Chiave segreta, fil rouge, «sorgente profonda», dice Gardini (p. 23), della poesia ovidiana è l' incertezza, intesa in senso negativo (angoscia, destabilizzazione, dubbio), ma anche positivo (ricerca di appagamento di un desiderio sempre variabile, passaggio, trasformazione): così, il discorso di Pitagora che apre l' ultimo libro delle Metamorfosi, imperniato sul continuo fluire della materia in nuove forme, è un modernissimo inno al "nulla si crea, nulla si distrugge".
Perché se il grande edificio ovidiano si regge su basi precarissime, l' incertezza può anche essere una forza. Leggendo un classico, accogliamo un sopravvissuto: e se la sua forza sta nella varietas, chi è più vario di Ovidio? Senza le sue elegie, non avremmo avuto la lirica cortese; senza le Metamorfosi, Dante non sarebbe quel che è (innumerevoli i debiti ovidiani nella Commedia); e in generale la letteratura europea non sarebbe la stessa.

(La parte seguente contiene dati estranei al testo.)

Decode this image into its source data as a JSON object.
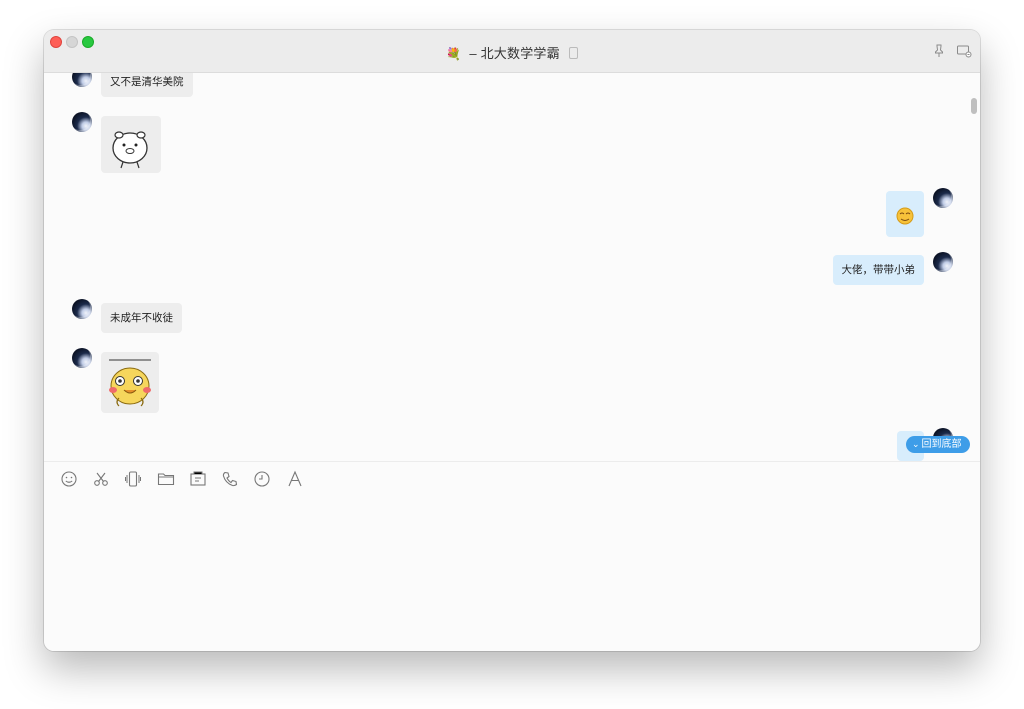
{
  "window": {
    "title": "北大数学学霸",
    "title_prefix_icon": "flower-emoji",
    "title_suffix_icon": "phone-device-icon"
  },
  "titlebar_actions": [
    {
      "name": "pin-icon"
    },
    {
      "name": "monitor-icon"
    }
  ],
  "messages": [
    {
      "side": "in",
      "type": "text",
      "text": "又不是清华美院"
    },
    {
      "side": "in",
      "type": "sticker",
      "sticker": "cartoon-pig-sticker"
    },
    {
      "side": "out",
      "type": "sticker",
      "sticker": "smiley-emoji"
    },
    {
      "side": "out",
      "type": "text",
      "text": "大佬，带带小弟"
    },
    {
      "side": "in",
      "type": "text",
      "text": "未成年不收徒"
    },
    {
      "side": "in",
      "type": "sticker",
      "sticker": "yellow-duck-sticker"
    },
    {
      "side": "out",
      "type": "sticker",
      "sticker": "partial-message"
    }
  ],
  "back_to_bottom": {
    "label": "回到底部"
  },
  "input_toolbar": [
    {
      "name": "emoji-icon"
    },
    {
      "name": "scissors-icon"
    },
    {
      "name": "shake-icon"
    },
    {
      "name": "folder-icon"
    },
    {
      "name": "screenshot-icon"
    },
    {
      "name": "phone-icon"
    },
    {
      "name": "history-icon"
    },
    {
      "name": "font-icon"
    }
  ],
  "colors": {
    "accent": "#3e9de8",
    "incoming_bubble": "#ededed",
    "outgoing_bubble": "#d8edfc"
  }
}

Ovidio, con la continua dialettica fra realtà e irrealtà, presenza e assenza, immagine naturale e artificiale, originale e copia (pensiamo ai racconti di Narciso e Pigmalione) ci fa capire, sulla scia d' Omero e dei sofisti, che il virtuale, di cui tanto ci riempiamo la bocca, non è nostra invenzione.
È il primo poeta a non voler essere l' equivalente romano di Omero, di Callimaco o di Menandro: vuole essere, orgogliosamente, solo se stesso. È un dissidente, un figlio disobbediente, un anti-politico, un Fetonte e non un Enea: la spregiudicata Arte di amare è una bestemmia nella Roma di Augusto; e forse il principe non apprezzò troppo neanche le Metamorfosi.

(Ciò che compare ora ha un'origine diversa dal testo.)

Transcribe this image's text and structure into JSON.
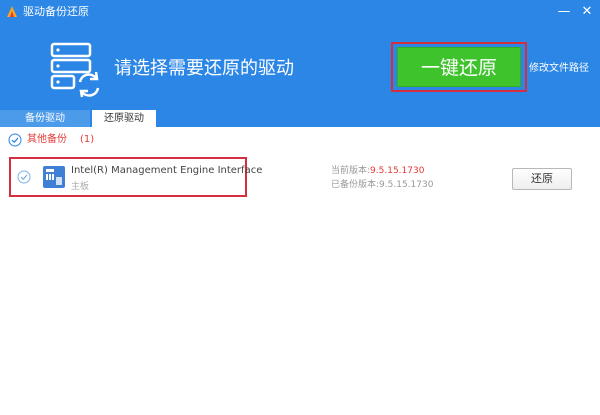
{
  "window": {
    "title": "驱动备份还原",
    "minimize_glyph": "—",
    "close_glyph": "✕"
  },
  "header": {
    "headline": "请选择需要还原的驱动",
    "restore_all_label": "一键还原",
    "modify_path_label": "修改文件路径"
  },
  "tabs": [
    {
      "label": "备份驱动",
      "active": false
    },
    {
      "label": "还原驱动",
      "active": true
    }
  ],
  "group": {
    "label": "其他备份",
    "count": "(1)"
  },
  "drivers": [
    {
      "name": "Intel(R) Management Engine Interface",
      "category": "主板",
      "current_version_label": "当前版本:",
      "current_version": "9.5.15.1730",
      "backup_version_label": "已备份版本:",
      "backup_version": "9.5.15.1730",
      "restore_label": "还原"
    }
  ],
  "colors": {
    "header_blue": "#2b86e5",
    "restore_green": "#3fc32d",
    "highlight_red": "#d32f3f",
    "group_red": "#e53935"
  },
  "icons": [
    "app-logo-icon",
    "server-sync-icon",
    "check-circle-icon",
    "chip-icon"
  ]
}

Soprattutto, Ovidio è un coraggioso, che si cimenta nell' epica una generazione dopo Virgilio, riverito e osannato e già in vita entrato nelle scuole; il suo ardire è paragonabile solo a quello di Petrarca, impavido nello scrivere il Canzoniere, l' Africa e i Trionfi mentre si diffonde il culto della Commedia, sino a dire, mentendo consapevolmente, di non avere mai voluto nemmeno leggere un testo che tutti, anche le donnette ignoranti, recitavano nei crocicchi.
Con Ovidio è una miniera di spunti; non da ultimo, le traduzioni dei passi poetici sono impeccabili: aderenti al testo, metriche ed eleganti: vive.